What Happens in the 400ms Between Your API Call and the LLM Response
The full journey: 7 stages
Most engineers treat LLM APIs as a black box: prompt goes in, text comes out. But between those two events, your request moves through an infrastructure stack that looks roughly the same across OpenAI, Anthropic, and Google. The mistake I see most teams make is optimizing their prompt without understanding where time actually goes.
Latency breakdown by stage
| Stage | Latency | % of Total | Key operations |
|---|---|---|---|
| 1. API gateway | ~5ms | ~1.2% | TLS termination, auth, rate limiting, schema validation, billing start |
| 2. Load balancer | ~2ms | ~0.5% | Geographic routing, least-connections, health checks |
| 3. Tokenization | ~3ms | ~0.7% | BPE/SentencePiece/WordPiece encoding, context window check |
| 4. Model router | ~1ms | ~0.2% | GPU cluster selection, queue management |
| 5. Inference | ~300-800ms | ~95% | Prefill + decode (the actual model work) |
| 6. Post-processing | ~5ms | ~1.2% | Detokenization, safety classifier, stop sequences, JSON packaging |
| 7. Billing | <1ms | - | Token counting, cost calculation |
Inference dominates everything. Nothing else comes close.
Stages 1-4: the fast path (~11ms)
The API gateway (~5ms) terminates TLS, authenticates your key, enforces rate limits, validates the request schema, and starts the billing clock. If you’ve ever hit a 429 Too Many Requests, this is where your request died, before a GPU ever saw it.
The load balancer (~2ms) routes your request using geographic proximity and least-connections algorithms while checking backend cluster health. This explains why latency varies between identical calls: your request may land on a different node each time.
Tokenization (~3ms) converts your text into tokens using algorithms like BPE, SentencePiece, or WordPiece. The rough conversion is ~4 characters per token. This is also where the context window check happens. Exceed the limit and your request gets rejected. Token count equals cost, so this stage determines your bill.
The model router (~1ms) decides where your request runs. Large models go to multi-GPU clusters, smaller models to single-GPU instances, embedding requests to dedicated clusters. Queue management happens here too. If all GPUs are saturated, you wait.
Stage 5: inference, where 95% of time goes
This is where the real work happens, and it splits into two phases:
Prefill phase
Your entire input is processed in parallel. The model computes query-key (QK) attention scores across all input tokens and generates the KV cache, a stored representation of your prompt that avoids redundant computation during generation.
Decode phase
This part is sequential: one token per forward pass. Each step reuses the KV cache from prefill, applies temperature and top-p sampling to select the next token, and (if streaming is enabled) sends each token to you immediately. This is why streaming feels faster. You see tokens as they’re generated rather than waiting for the full response.
The hardware
The hardware layer matters more than most people realize:
- GPUs are typically A100, H100, or H200 with 80GB+ HBM (high-bandwidth memory)

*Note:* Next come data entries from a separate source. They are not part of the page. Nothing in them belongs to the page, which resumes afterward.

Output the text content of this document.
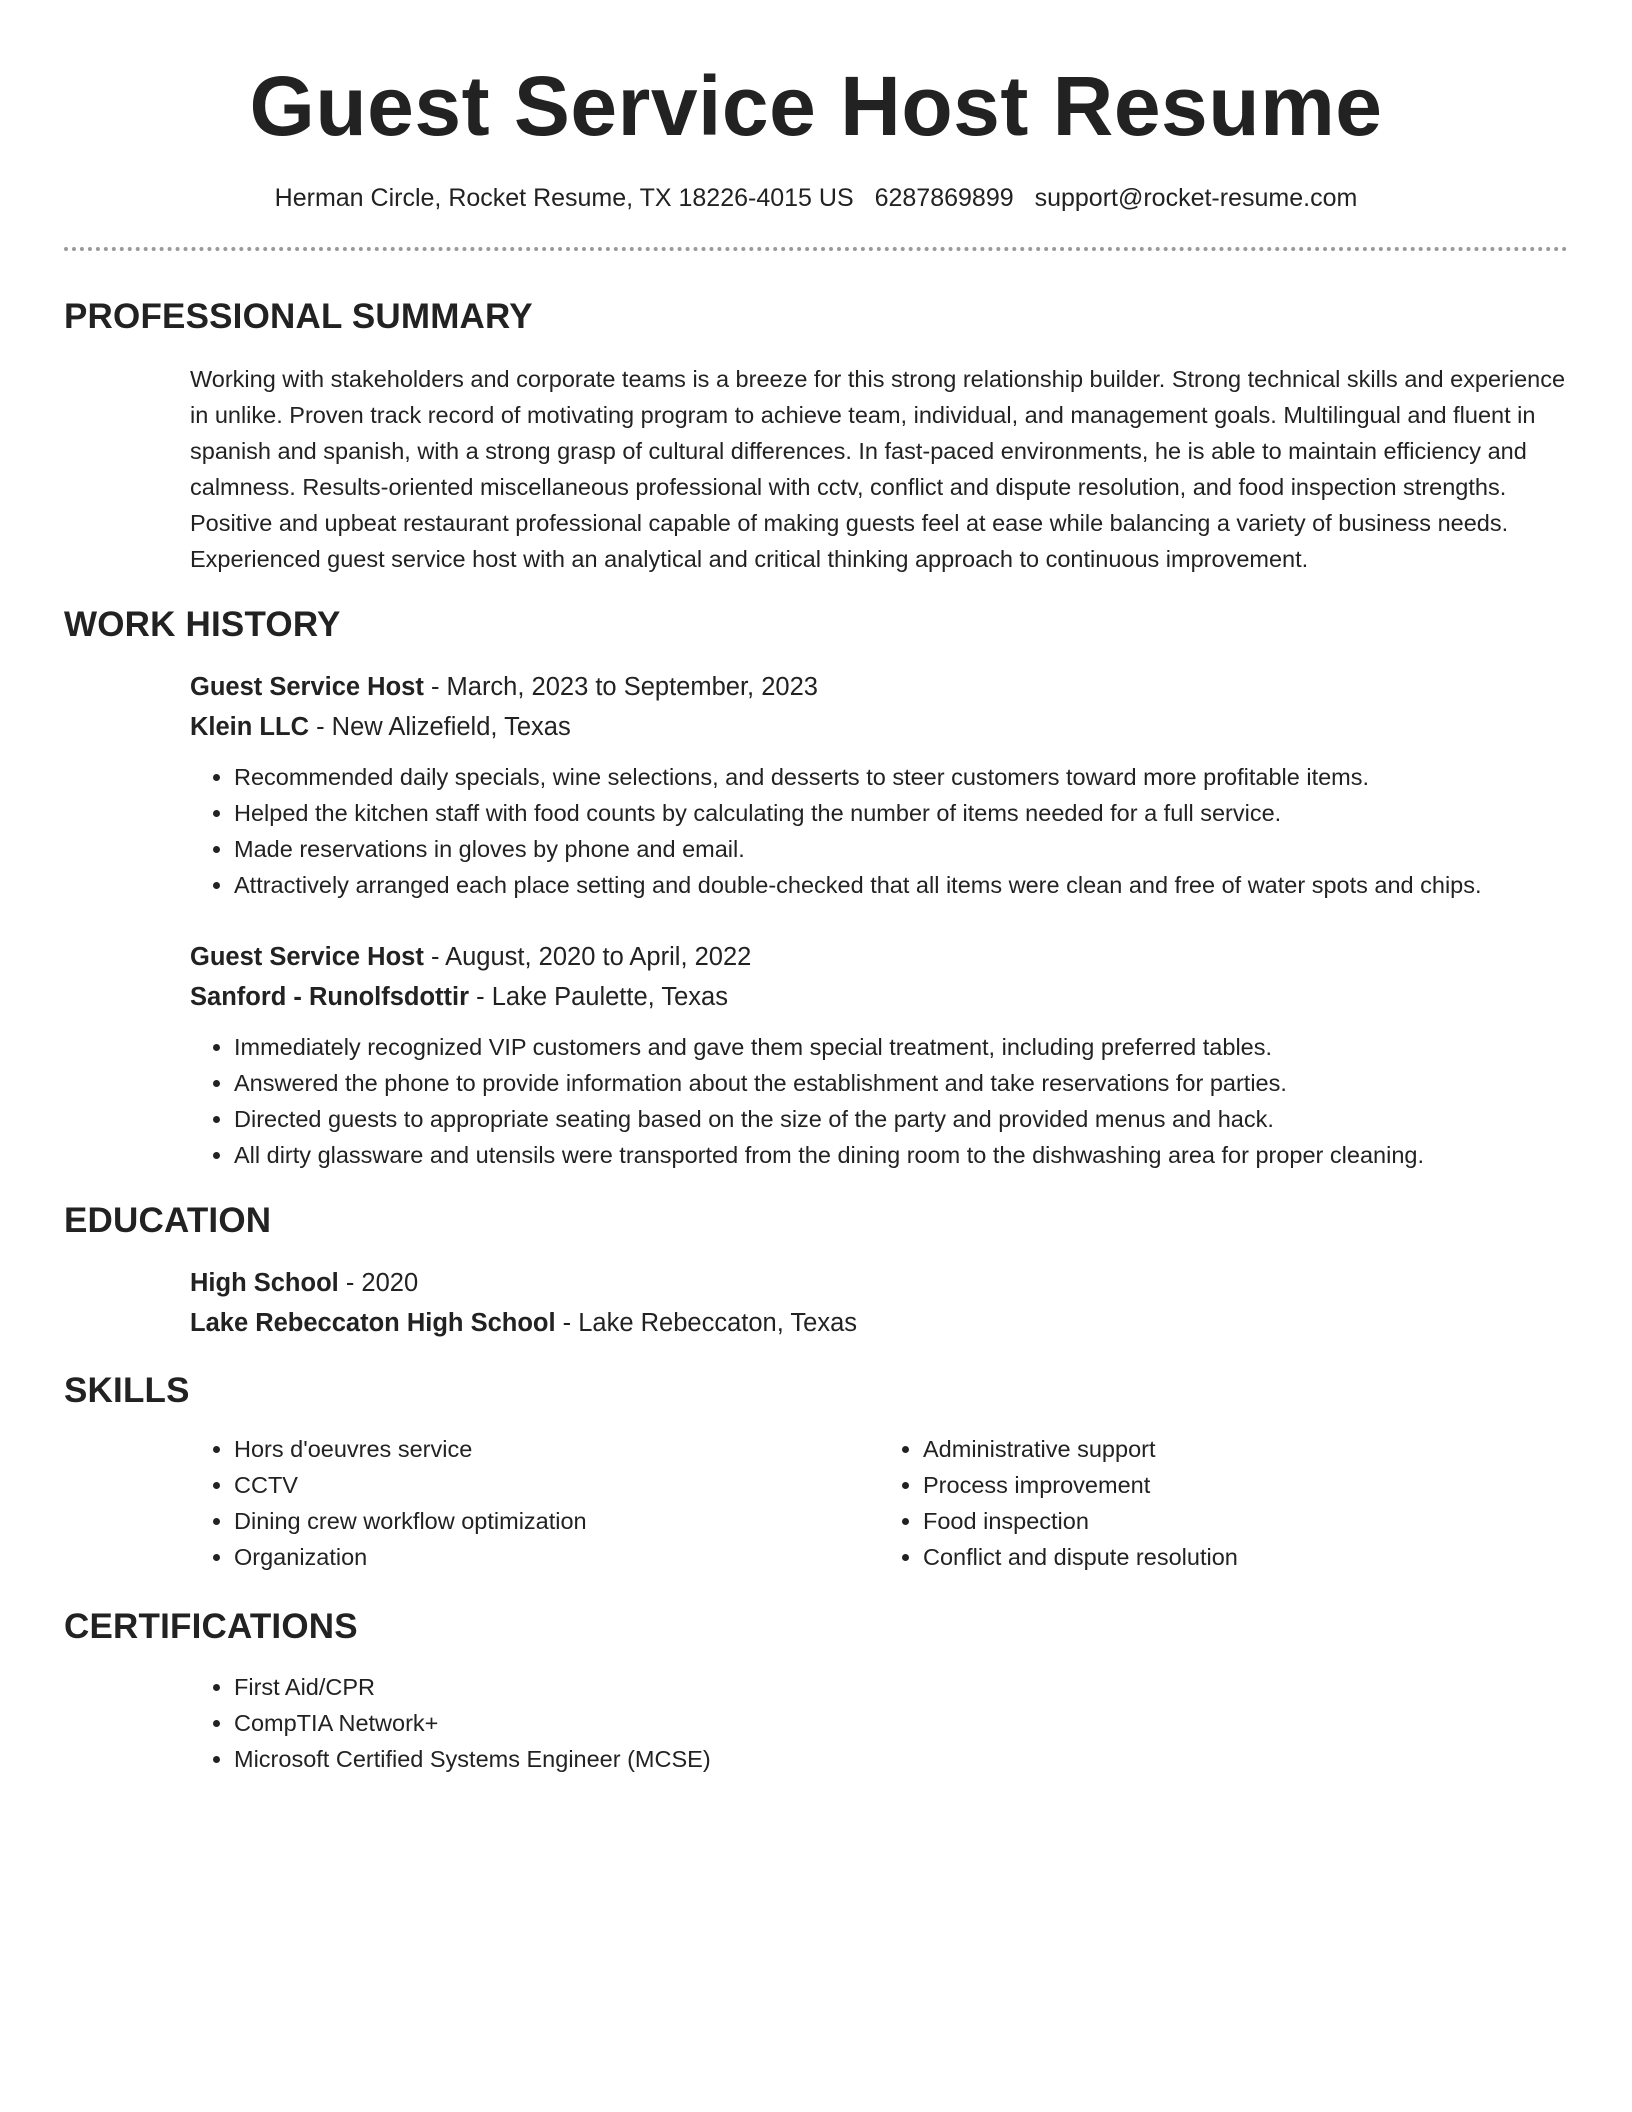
Guest Service Host Resume
Herman Circle, Rocket Resume, TX 18226-4015 US 6287869899 support@rocket-resume.com
PROFESSIONAL SUMMARY

Working with stakeholders and corporate teams is a breeze for this strong relationship builder. Strong technical skills and experience in unlike. Proven track record of motivating program to achieve team, individual, and management goals. Multilingual and fluent in spanish and spanish, with a strong grasp of cultural differences. In fast-paced environments, he is able to maintain efficiency and calmness. Results-oriented miscellaneous professional with cctv, conflict and dispute resolution, and food inspection strengths. Positive and upbeat restaurant professional capable of making guests feel at ease while balancing a variety of business needs. Experienced guest service host with an analytical and critical thinking approach to continuous improvement.

WORK HISTORY
Guest Service Host - March, 2023 to September, 2023
Klein LLC - New Alizefield, Texas
• Recommended daily specials, wine selections, and desserts to steer customers toward more profitable items.
• Helped the kitchen staff with food counts by calculating the number of items needed for a full service.
• Made reservations in gloves by phone and email.
• Attractively arranged each place setting and double-checked that all items were clean and free of water spots and chips.
Guest Service Host - August, 2020 to April, 2022
Sanford - Runolfsdottir - Lake Paulette, Texas
• Immediately recognized VIP customers and gave them special treatment, including preferred tables.
• Answered the phone to provide information about the establishment and take reservations for parties.
• Directed guests to appropriate seating based on the size of the party and provided menus and hack.
• All dirty glassware and utensils were transported from the dining room to the dishwashing area for proper cleaning.
EDUCATION
High School - 2020
Lake Rebeccaton High School - Lake Rebeccaton, Texas
SKILLS
• Hors d'oeuvres service
• CCTV
• Dining crew workflow optimization
• Organization
• Administrative support
• Process improvement
• Food inspection
• Conflict and dispute resolution
CERTIFICATIONS
• First Aid/CPR
• CompTIA Network+
• Microsoft Certified Systems Engineer (MCSE)
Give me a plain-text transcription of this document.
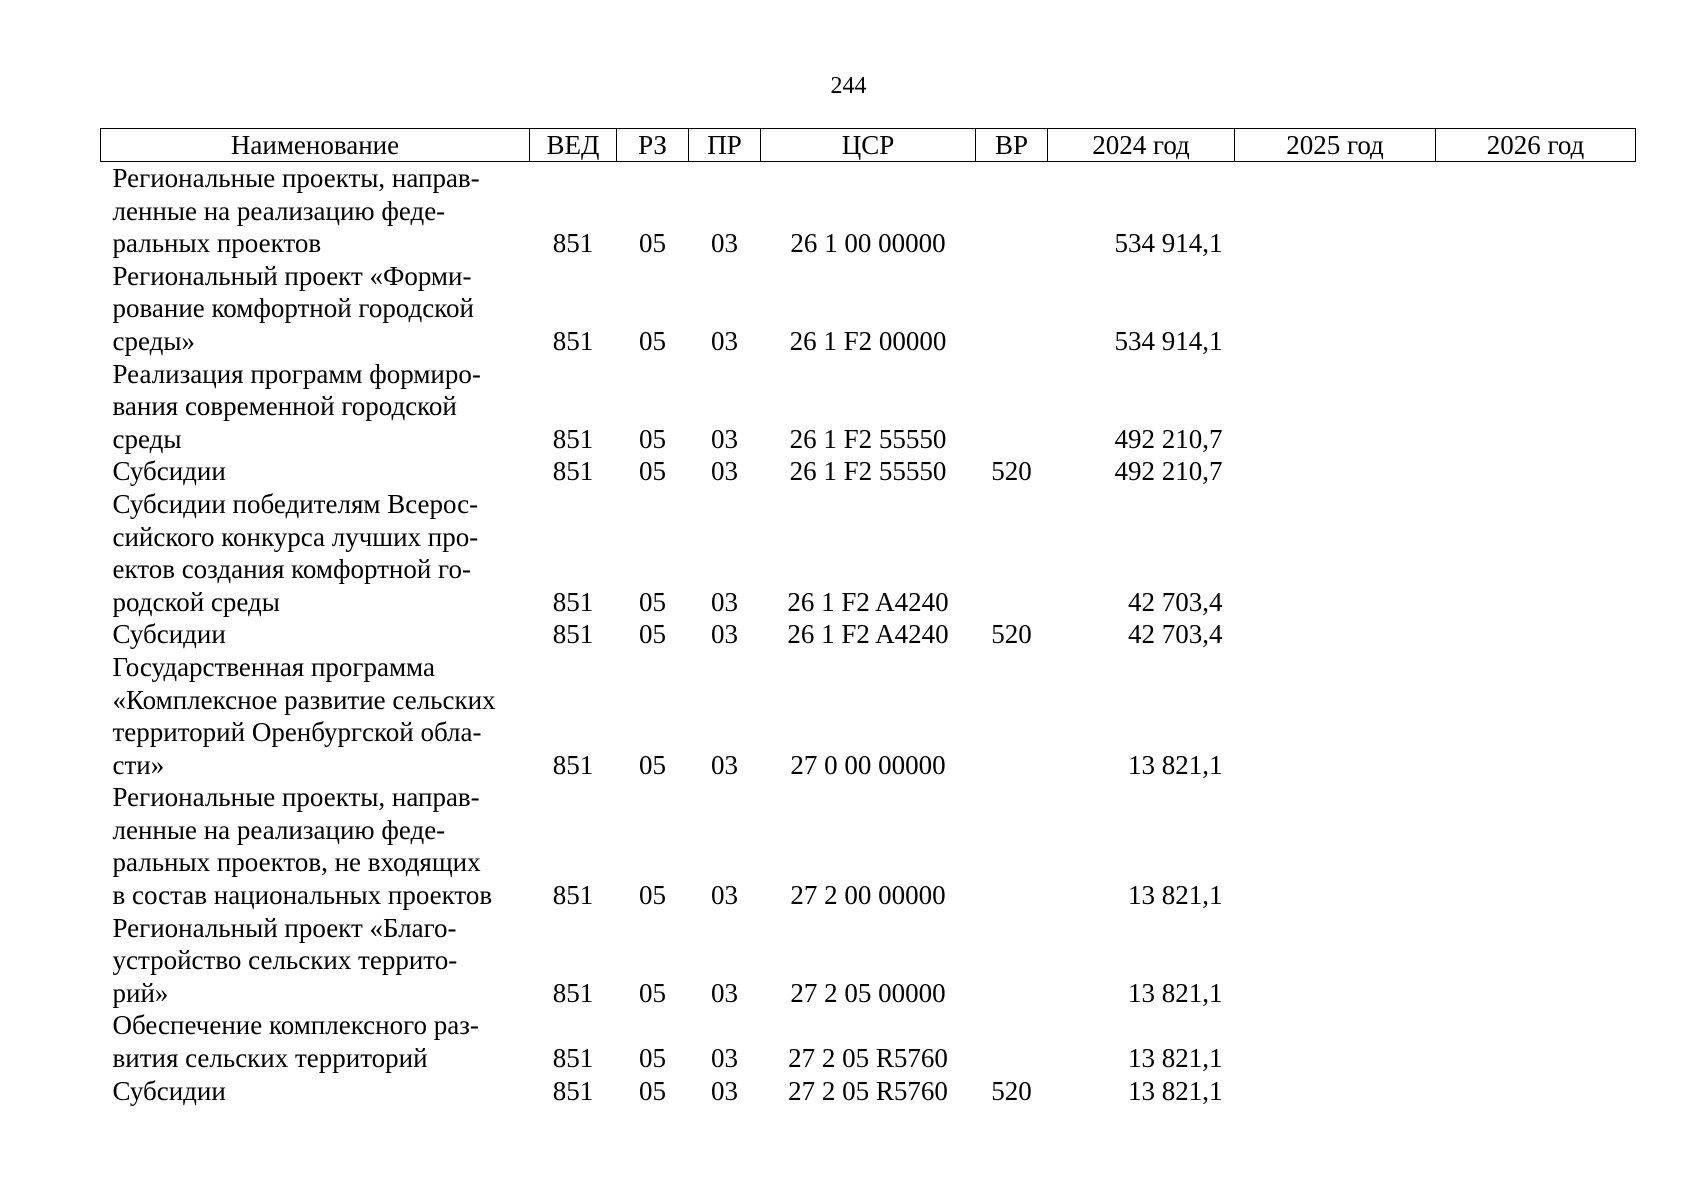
244
Наименование	ВЕД	РЗ	ПР	ЦСР	ВР	2024 год	2025 год	2026 год
Региональные проекты, направ-
ленные на реализацию феде-
ральных проектов	851	05	03	26 1 00 00000		534 914,1		
Региональный проект «Форми-
рование комфортной городской
среды»	851	05	03	26 1 F2 00000		534 914,1		
Реализация программ формиро-
вания современной городской
среды	851	05	03	26 1 F2 55550		492 210,7		
Субсидии	851	05	03	26 1 F2 55550	520	492 210,7		
Субсидии победителям Всерос-
сийского конкурса лучших про-
ектов создания комфортной го-
родской среды	851	05	03	26 1 F2 A4240		42 703,4		
Субсидии	851	05	03	26 1 F2 A4240	520	42 703,4		
Государственная программа
«Комплексное развитие сельских
территорий Оренбургской обла-
сти»	851	05	03	27 0 00 00000		13 821,1		
Региональные проекты, направ-
ленные на реализацию феде-
ральных проектов, не входящих
в состав национальных проектов	851	05	03	27 2 00 00000		13 821,1		
Региональный проект «Благо-
устройство сельских террито-
рий»	851	05	03	27 2 05 00000		13 821,1		
Обеспечение комплексного раз-
вития сельских территорий	851	05	03	27 2 05 R5760		13 821,1		
Субсидии	851	05	03	27 2 05 R5760	520	13 821,1		
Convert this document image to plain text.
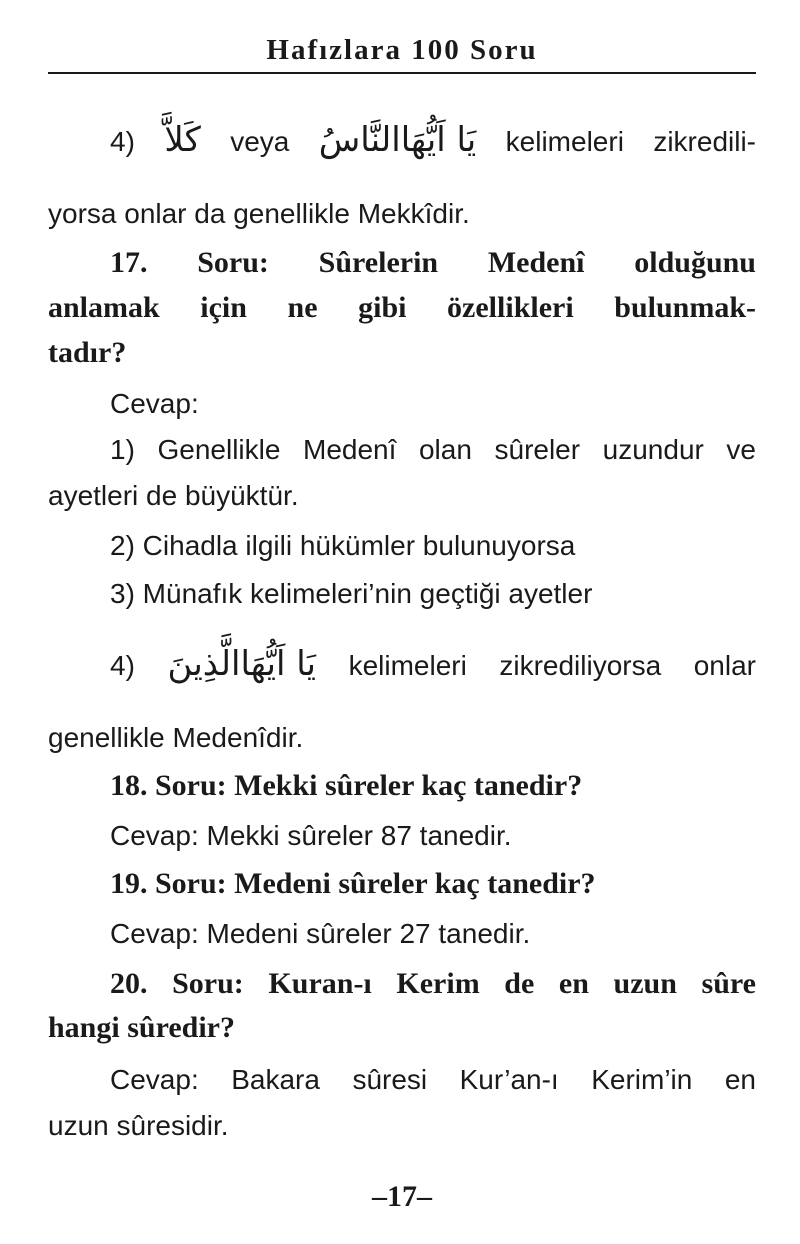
Hafızlara 100 Soru
4) كَلاَّ veya يَا اَيُّهَاالنَّاسُ kelimeleri zikredili-
yorsa onlar da genellikle Mekkîdir.
17. Soru: Sûrelerin Medenî olduğunu
anlamak için ne gibi özellikleri bulunmak-
tadır?
Cevap:
1) Genellikle Medenî olan sûreler uzundur ve
ayetleri de büyüktür.
2) Cihadla ilgili hükümler bulunuyorsa
3) Münafık kelimeleri’nin geçtiği ayetler
4) يَا اَيُّهَاالَّذِينَ kelimeleri zikrediliyorsa onlar
genellikle Medenîdir.
18. Soru: Mekki sûreler kaç tanedir?
Cevap: Mekki sûreler 87 tanedir.
19. Soru: Medeni sûreler kaç tanedir?
Cevap: Medeni sûreler 27 tanedir.
20. Soru: Kuran-ı Kerim de en uzun sûre
hangi sûredir?
Cevap: Bakara sûresi Kur’an-ı Kerim’in en
uzun sûresidir.
–17–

- Tensor parallelism splits a single model across multiple GPUs
- Multiple requests get batched together to maximize GPU utilization
- Flash Attention reduces memory overhead; Grouped-Query Attention (GQA) cuts KV cache size
GPU compute runs about $2-3/hr per card. Multiply that across thousands of GPUs serving millions of requests and the pricing starts to make sense.
Stages 6-7: the exit path
Post-processing (~5ms) detokenizes the output back into text, runs a safety classifier, checks for stop sequences, and packages everything into JSON.
Billing calculates your final cost. One thing worth knowing: output tokens cost 3-5x more than input tokens. Each output token requires a full forward pass through the model, while input tokens are processed in parallel during prefill. Prompt caching, where repeated prefixes reuse cached KV states, can cut input token costs significantly.
What this means for your architecture
Understanding this pipeline changes how you build systems on top of LLM APIs:
Optimization target -> Action
--------------------------------------------------
Reduce input tokens -> Shorter prompts, prompt caching
Reduce output tokens -> Constrained output, max_tokens limits
Reduce latency -> Streaming, smaller models, geographic routing
Reduce cost -> Cache prefixes, batch requests, right-size models
Takeaways
Optimize for inference, not the edges. ~95% of latency lives in the prefill/decode cycle. Cutting 200 tokens from your system prompt or enabling prompt caching will do more than any amount of gateway tuning.
Output tokens are your biggest cost lever. At 3-5x the price of input tokens, controlling output length with max_tokens, structured output schemas, and precise instructions has the most direct impact on your bill.
Use streaming. The decode phase generates tokens one at a time. Streaming delivers each token as it’s produced, making a 600ms response feel near-instant. If you’re not streaming, you’re making users stare at a spinner for no reason.